In 1982 Kenneth Frampton hypothesised a middle way between these urban and rural value-systems in a manifesto called ‘Towards a Critical Regionalism’. Although written half a century ago, his reflection on the sprawling modern cityscape as “the victory of universal civilization over locally inflected culture” concisely portrays the risk to rural cultures by the influx of urban populations. His approach is contained essentially within the name. In ‘Regionalism’ Frampton promotes inspiration from context—local tectonics, environmental conditions, topologies—yet in ‘Critical’ he cautions against copy-paste. Architects should avoid the repetition of ‘instrumental and communicative’ signs by absorbing and interpreting the information rather than merely translating. He claims that, through this, architects can embrace regionalism to temper the worst impulses of modern urban monoculture whilst avoiding a descent into sentimental Populism.

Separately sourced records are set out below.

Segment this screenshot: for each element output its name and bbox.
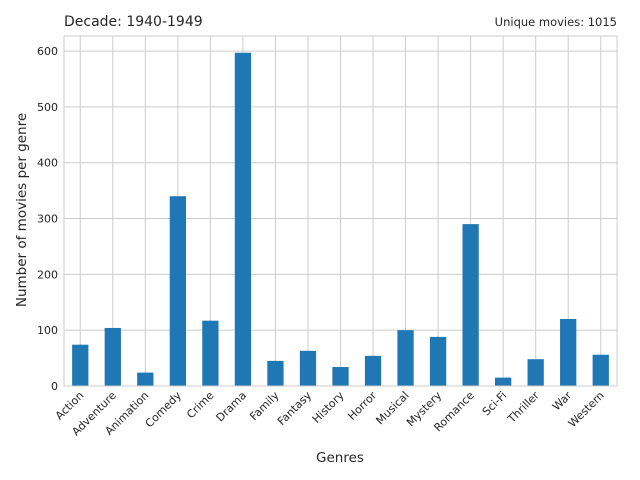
grid-lines xyxy=(64,36,617,387)
bar-western xyxy=(592,354,609,386)
bar-drama xyxy=(234,52,252,387)
x-tick-label: War xyxy=(550,389,575,414)
y-tick-label: 500 xyxy=(37,101,58,114)
bar-history xyxy=(332,367,349,386)
x-tick-label: Sci-Fi xyxy=(480,389,509,418)
y-tick-label: 400 xyxy=(37,157,58,170)
y-tick-label: 600 xyxy=(37,45,58,58)
unique-movies-label: Unique movies: 1015 xyxy=(495,15,617,29)
bar-musical xyxy=(397,330,414,386)
y-tick-label: 200 xyxy=(37,268,58,281)
bar-mystery xyxy=(429,336,447,386)
x-tick-label: Crime xyxy=(184,389,217,422)
x-tick-label: Drama xyxy=(214,389,249,424)
y-tick-labels: 0 100 200 300 400 500 600 xyxy=(37,45,58,393)
bar-comedy xyxy=(169,196,186,386)
bar-thriller xyxy=(527,359,544,386)
plot-frame xyxy=(63,35,618,387)
bar-animation xyxy=(137,372,154,386)
x-tick-label: Thriller xyxy=(505,389,543,427)
bar-adventure xyxy=(104,327,121,386)
x-tick-label: Western xyxy=(566,389,607,430)
bar-crime xyxy=(202,320,219,386)
bar-action xyxy=(72,344,89,386)
bar-fantasy xyxy=(299,350,317,386)
y-tick-label: 300 xyxy=(37,213,58,226)
bar-sci-fi xyxy=(495,377,512,386)
x-tick-label: History xyxy=(310,389,347,426)
chart-title: Decade: 1940-1949 xyxy=(64,14,203,30)
bar-family xyxy=(267,360,284,386)
bar-horror xyxy=(364,355,382,386)
bar-romance xyxy=(462,224,479,386)
x-tick-label: Fantasy xyxy=(275,389,314,428)
x-tick-label: Comedy xyxy=(143,389,185,431)
y-tick-label: 0 xyxy=(51,380,58,393)
y-axis-label: Number of movies per genre xyxy=(14,113,30,307)
bars xyxy=(72,52,609,387)
y-tick-label: 100 xyxy=(37,324,58,337)
x-axis-label: Genres xyxy=(316,450,364,466)
bar-war xyxy=(560,319,577,386)
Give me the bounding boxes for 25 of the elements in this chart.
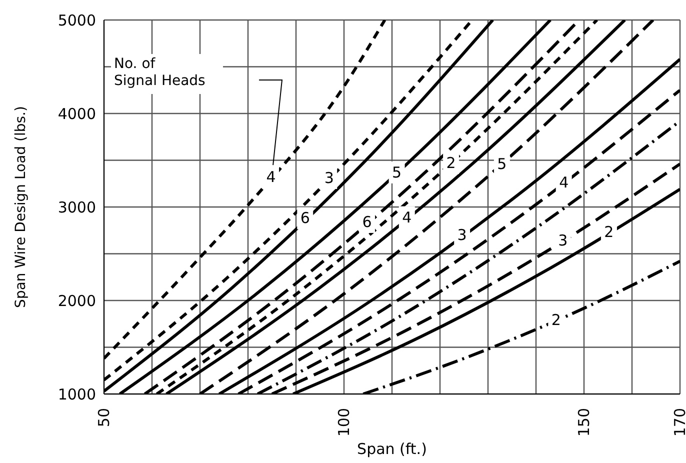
x-tick-label: 50 — [95, 408, 113, 428]
annotation: No. of Signal Heads — [114, 56, 206, 89]
y-tick-label: 4000 — [58, 104, 96, 123]
annotation: 3 — [457, 226, 467, 244]
y-tick-label: 2000 — [58, 292, 96, 310]
x-tick-label: 170 — [671, 408, 686, 437]
x-tick-label: 150 — [575, 408, 593, 437]
annotation: 6 — [300, 209, 310, 228]
y-axis-title: Span Wire Design Load (lbs.) — [12, 106, 29, 308]
annotation: 5 — [497, 154, 507, 173]
x-tick-label: 100 — [335, 408, 353, 437]
annotation: 2 — [551, 311, 561, 330]
annotation: 4 — [402, 208, 412, 226]
y-tick-label: 1000 — [58, 385, 96, 404]
annotation: 3 — [558, 232, 568, 250]
annotation: 3 — [324, 169, 334, 188]
annotation: 4 — [266, 168, 276, 186]
x-axis-title: Span (ft.) — [357, 440, 427, 458]
annotation: 5 — [392, 163, 402, 182]
annotation: 2 — [446, 154, 456, 172]
y-tick-label: 3000 — [58, 198, 96, 216]
annotation: 6 — [362, 212, 372, 231]
annotation: 4 — [559, 174, 569, 192]
y-tick-label: 5000 — [58, 11, 96, 30]
annotation: 2 — [604, 223, 614, 242]
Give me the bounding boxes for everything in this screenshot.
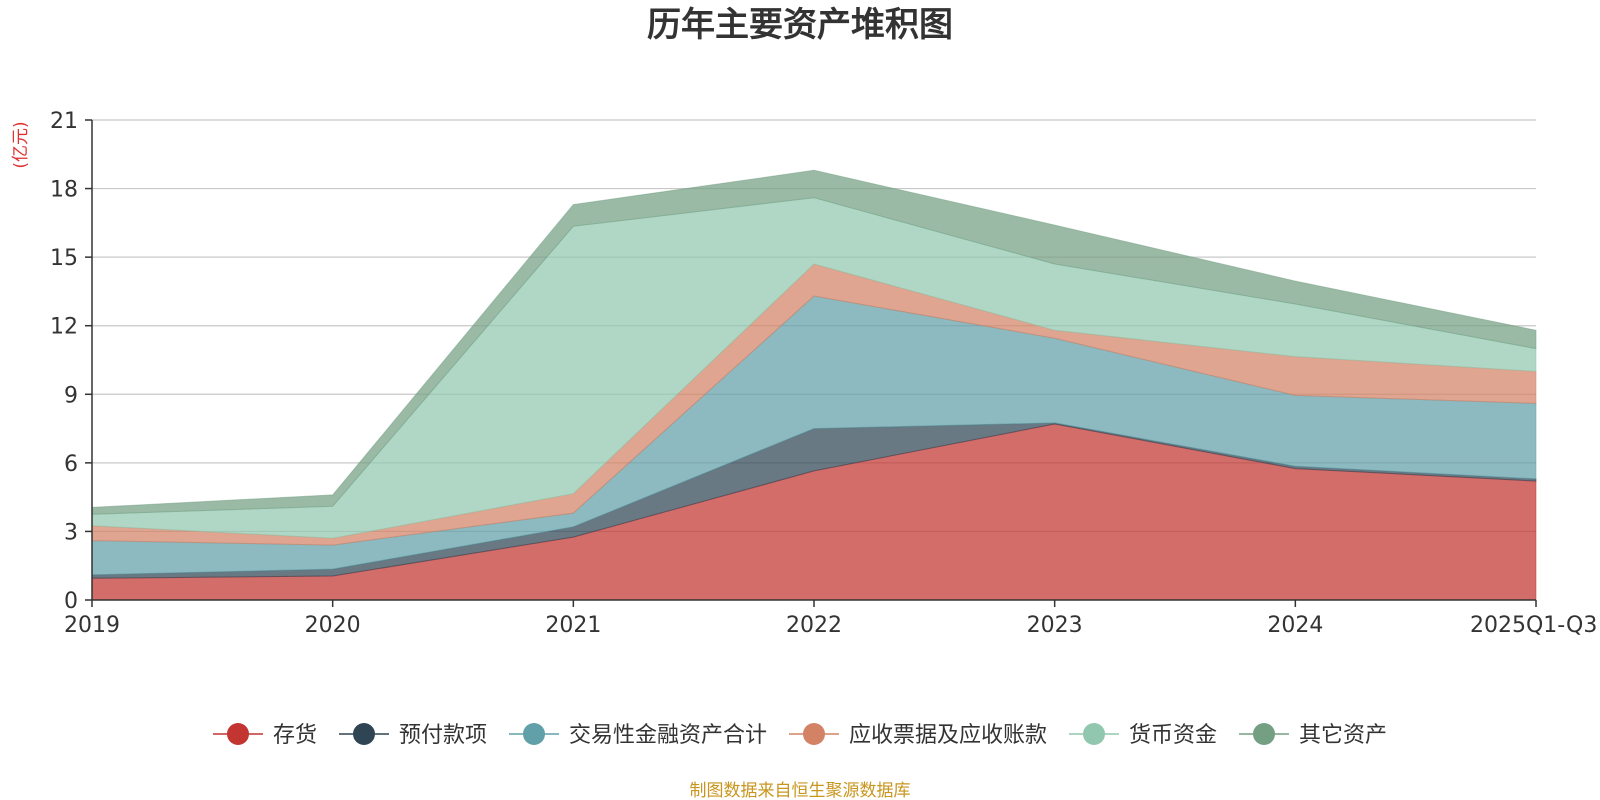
legend-item-1[interactable]: 存货 (213, 723, 317, 748)
x-tick-label: 2024 (1267, 613, 1323, 638)
legend-marker-icon (1083, 723, 1105, 745)
axes: 0 3 6 9 12 15 18 21 2019 2020 2021 2022 2023 2024 2025… (50, 109, 1597, 638)
x-tick-label: 2021 (545, 613, 601, 638)
legend-label: 其它资产 (1299, 723, 1387, 748)
source-note: 制图数据来自恒生聚源数据库 (690, 781, 911, 800)
chart-title: 历年主要资产堆积图 (647, 5, 953, 45)
area-series-6[interactable] (91, 169, 1537, 515)
legend-marker-icon (803, 723, 825, 745)
y-tick-label: 0 (64, 589, 78, 614)
y-tick-label: 21 (50, 109, 78, 134)
x-tick-label: 2020 (305, 613, 361, 638)
x-tick-label: 2025Q1-Q3 (1470, 613, 1597, 638)
y-tick-label: 15 (50, 246, 78, 271)
y-tick-label: 3 (64, 520, 78, 545)
x-tick-label: 2019 (64, 613, 120, 638)
y-tick-label: 6 (64, 452, 78, 477)
legend-marker-icon (523, 723, 545, 745)
legend-label: 预付款项 (399, 723, 487, 748)
y-tick-label: 9 (64, 383, 78, 408)
y-axis-unit-label: (亿元) (11, 121, 31, 168)
y-tick-label: 18 (50, 178, 78, 203)
legend-item-5[interactable]: 货币资金 (1069, 723, 1217, 748)
legend-marker-icon (1253, 723, 1275, 745)
legend-item-3[interactable]: 交易性金融资产合计 (509, 723, 767, 748)
x-tick-label: 2022 (786, 613, 842, 638)
legend-label: 货币资金 (1129, 723, 1217, 748)
legend-marker-icon (227, 723, 249, 745)
legend-item-2[interactable]: 预付款项 (339, 723, 487, 748)
legend[interactable]: 存货 预付款项 交易性金融资产合计 应收票据及应收账款 货币资金 其它资产 (213, 723, 1387, 748)
legend-label: 交易性金融资产合计 (569, 723, 767, 748)
legend-marker-icon (353, 723, 375, 745)
legend-item-6[interactable]: 其它资产 (1239, 723, 1387, 748)
x-tick-label: 2023 (1027, 613, 1083, 638)
legend-label: 存货 (273, 723, 317, 748)
legend-item-4[interactable]: 应收票据及应收账款 (789, 723, 1047, 748)
y-tick-label: 12 (50, 315, 78, 340)
area-series-group (91, 169, 1537, 601)
legend-label: 应收票据及应收账款 (849, 723, 1047, 748)
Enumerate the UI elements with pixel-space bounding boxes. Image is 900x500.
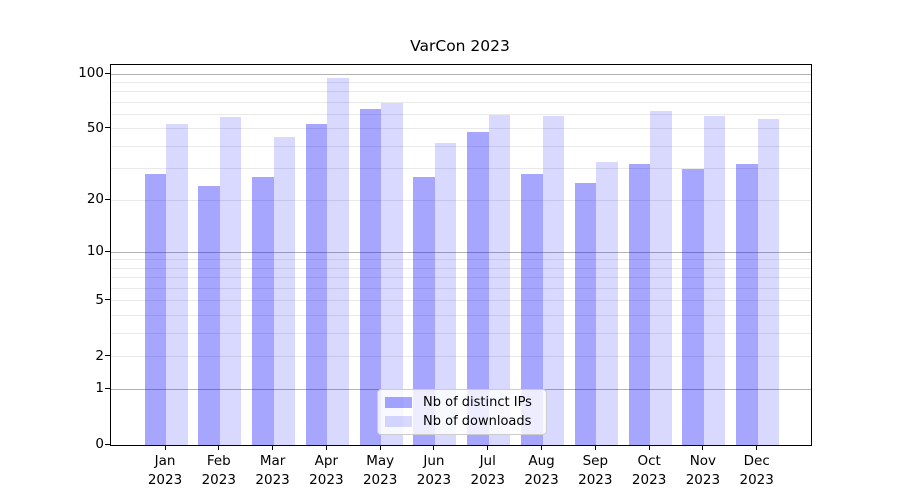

As a guiding ideology to approach future de-urbanisation, Frampton’s prescient work deserves close revisiting. However, there are some elements that deserve restating in the post-Covid world, particularly considering the huge political and social shifts of the last 40 years. First, while much is made by Frampton of the use of local ideas and inspiration, little is said about local means of production. The dual forces of the financial and climate crises have shown deep flaws in the orthodoxy of sprawling global supply chains. Frampton’s main precedent is Utzon’s Bagsvaerd Church, constructed from a placeless combination of in-situ and prefabricated concrete that he himself admits has ‘been applied countless times all over the developed world’. Contemporary practitioners have begun to theorise a much more direct relationship between site and construction. At the 2016 Venice Biennale T+E+A+M hypothesised a structure on the site of the old Packard Plant in Detroit that would be made from the crushed remnants of the derelict factory buildings. In 2019 Practice Architecture applied this thinking with a Cambridge private home built largely from hempcrete made on site. In this vein critical regionalist practitioners of the future should push beyond local ideas, and strive to use local labour and materials as well. This will advance a climate and social agenda that the profession is already lagging far behind on, as well as inherently inspire a more native tectonic. As one of few things that rural and urban cultures mutually support, a repatriation of craft can also provide a rare political common ground. Second, the accepted wisdom of the post-war years can be heard in Frampton’s strong warnings against regionalist symbols leading to populism. The time since has shown a resurgence of populist support precisely due to the expunging of symbols in a perceived victory of global over local culture. In embracing the careful and knowledgeable use of local symbols within a critical framework the profession may still undo some of the perceived imperialism of modern building.
Finally, throughout his essay Frampton bemoans the ‘meaningless’ utilitarian architecture of the modern city, relying on mechanically repeated elements for brute economy. In contrast, vernacular architectures tend towards a different sort of hand-made frugality; elements are located only as needed, creating natural esotericism in form and elevation. As a final amendment to the manifesto, this playful haphazardness might allow a new type of rural ‘-ism’ to take shape, set apart from the soulless architecture of the city. Some of the most resilient movements have been founded in reaction. Although still developing, a carefully reborn rural architecture may provide fertile ground for innovation just as intense capitalisation starves whatever remained in cities.